Healing Plants Part One

Elizabeth Augustine of Pohnpei presented the use of Piper methysticum, sakau, for the treatment of cuts. The juice of the leaf is used to help staunch blood flow.

Past presentations suggest this action is broadly present in Piperaceae.


Marvin Bartolome of Pohnpei presented the use of tehn kuapa for diarrhea. Every term a student pulls guava leaves from the tree outside the classroom and presents this broadly known cure. Four young leaves are used.

Marvin also noted that the leaves can be used to treat the sickness that follows loss of virginity in a female.


Beverly Billy of Chuuk presented the same guava based cured for diarrhea in Chuuk.


Beverly also noted the used of the inside of a coconut palm frond petiole as an alternate treatment.


Darleen Charley covered the use of karamahd (coleus) leaves in the treatment of boils. The juice of crushed leaves are applied to the boil after the boil has broken open. Other plants are used to bring a boil to a head and cause it to open. On Kosrae overripe Morinda citrifolia fruit is applied as a compress to bring a boil to a head and burst it.



Esmirelda Elias of Pohnpei advocated the use of tehn sei, soursop leaves, boiled in water to make a tea in the treatment of diabetes.



Lilina Etson, with a background in the use of plants both on Pohnpei and Mwokilloa, brought in kehsapahl, a leaf of a tree that initially looks like kaikes leaf but has distinctive small rose-like recurved thorns on the stems. The flowers were described as yellowish and the leaf margins were said to be maroon. She noted that there are two varieties, one with yellow flowers and one with white flowers. She described the use of new sprouts as protection against a curse.
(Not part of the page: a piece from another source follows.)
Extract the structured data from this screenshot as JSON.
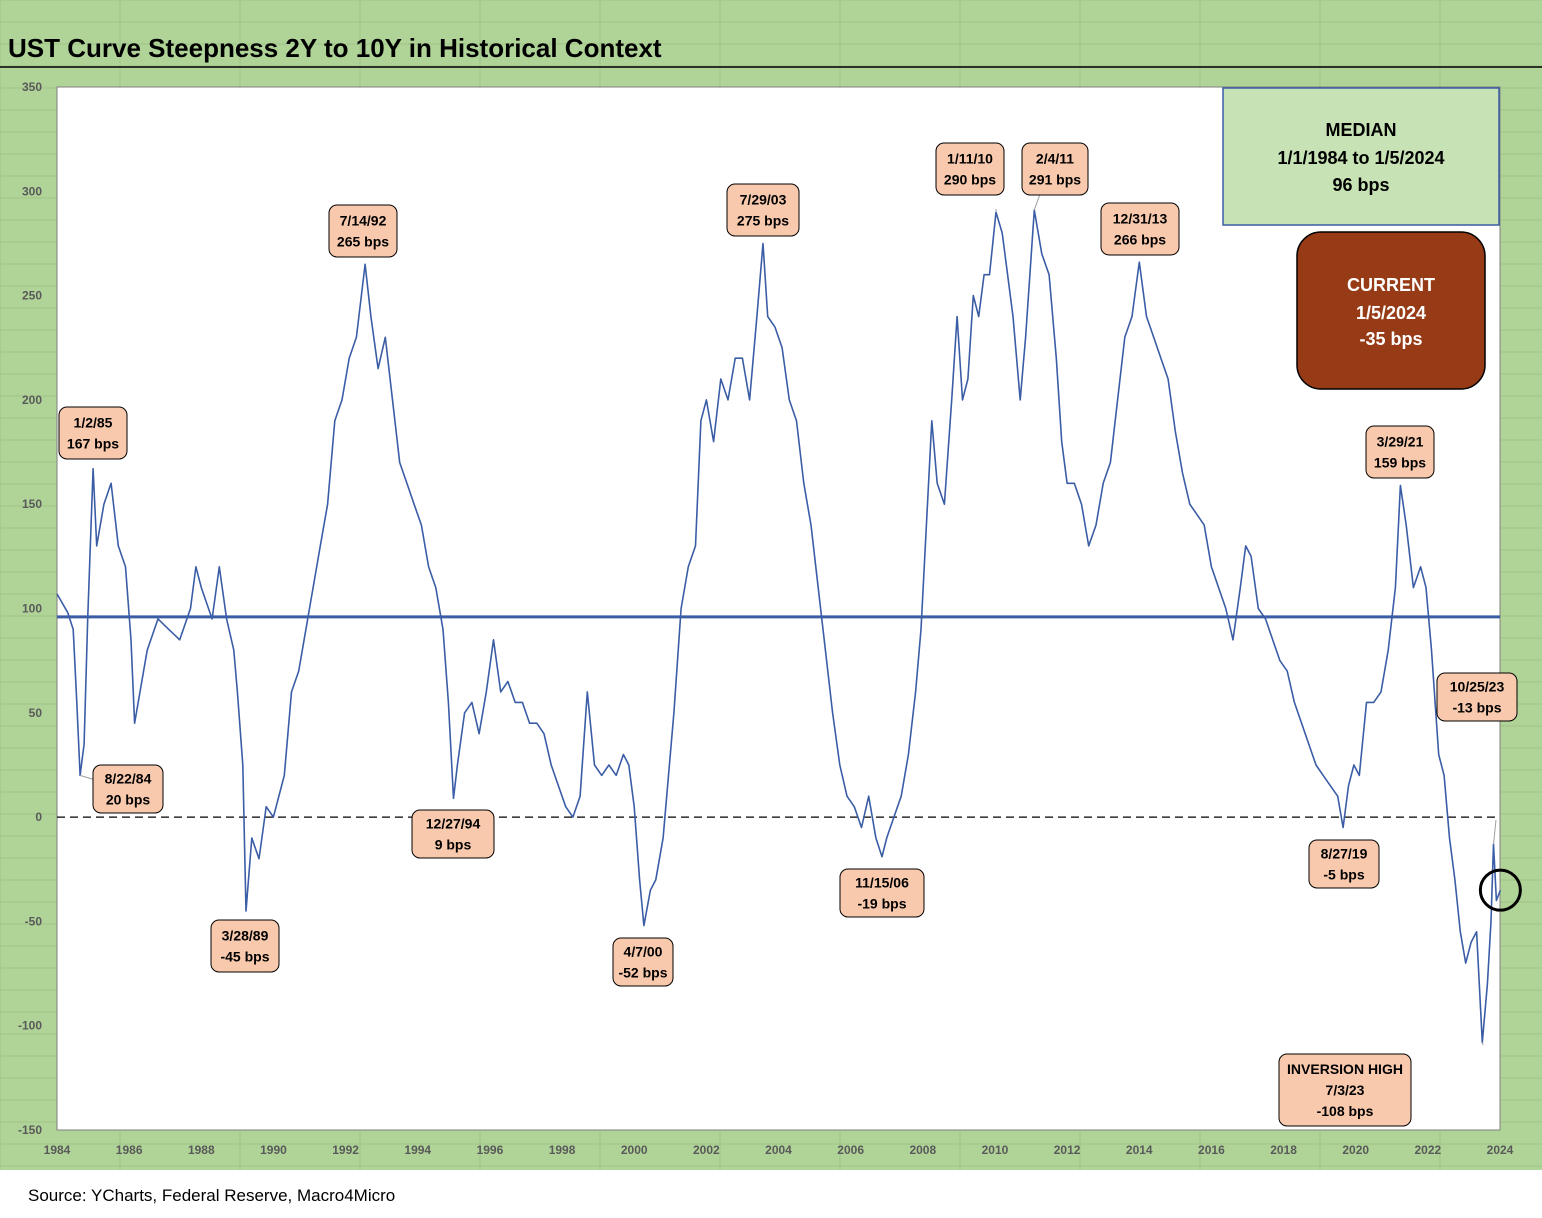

In one type of curse, a mouse bearing the curse may be sent to a property resulting in destruction of that property. Kehsapahl can return to the mouse with the curse to the sender, bringing ruin down on them.

The mere presence of the plant can bring protection to a location.

For the brow-beaten husband, one with a bossy wife who goes so far as to yell for him to bring toilet tissue to her in the bathroom, one of the two varieties is used to treat him. An infusion is made with the leaves of the plant along with some other leaves. He drinks one cup of the infusion and then bathes (showers) with the rest for four days. Apparently this releases him from that which caused him to under the command of his wife. There is the implication that the wife may have used something on him to cause him to obey her every beck and call. In this treatment can also be seen cultural norms and values. Traditionally the man was the head of the household and a wife who ordered her husband around, even to the extent of calling for toilet tissue from the bathroom, was not behaving in a culturally appropriate manner. That a husband would put up with this treatment from his wife was conceived as being either an illness or the result of a spell. As an illness this would constitute a culture bound syndrome.



Miki Fritz, Japanese with Chuukese heritage, covers the Japanese healing plant dokudami, Houttuynia cordata. She covered the use of a heated leaf for a boil, a tea to treat diabetes, and high blood pressure.


Kohsak "Jun" Keller of Pingelap presented the use of Scaevola taccada, known locally as remek, in the treatment of pink eye. The juice of the small white fruit is squeezed into the eye to treat pink eye. The plant also has uses in massage treatments, menstrual medicine for women, and steam baths.


Daryll Keller of Pingelap present the use of the skin of the roots of Morinda citrifolia combined with oil and a pair of unopened leaves to treat acne, bruises, and cuts.


Alexander Kenrad of Yap described the use of gob, Microsorum scolopendria, for treating cuts. The young, soft leaves are crushed and the juice is squeezed onto the cut to stop bleeding. A steam bath with the leaves of the same plant can be used to treat fever.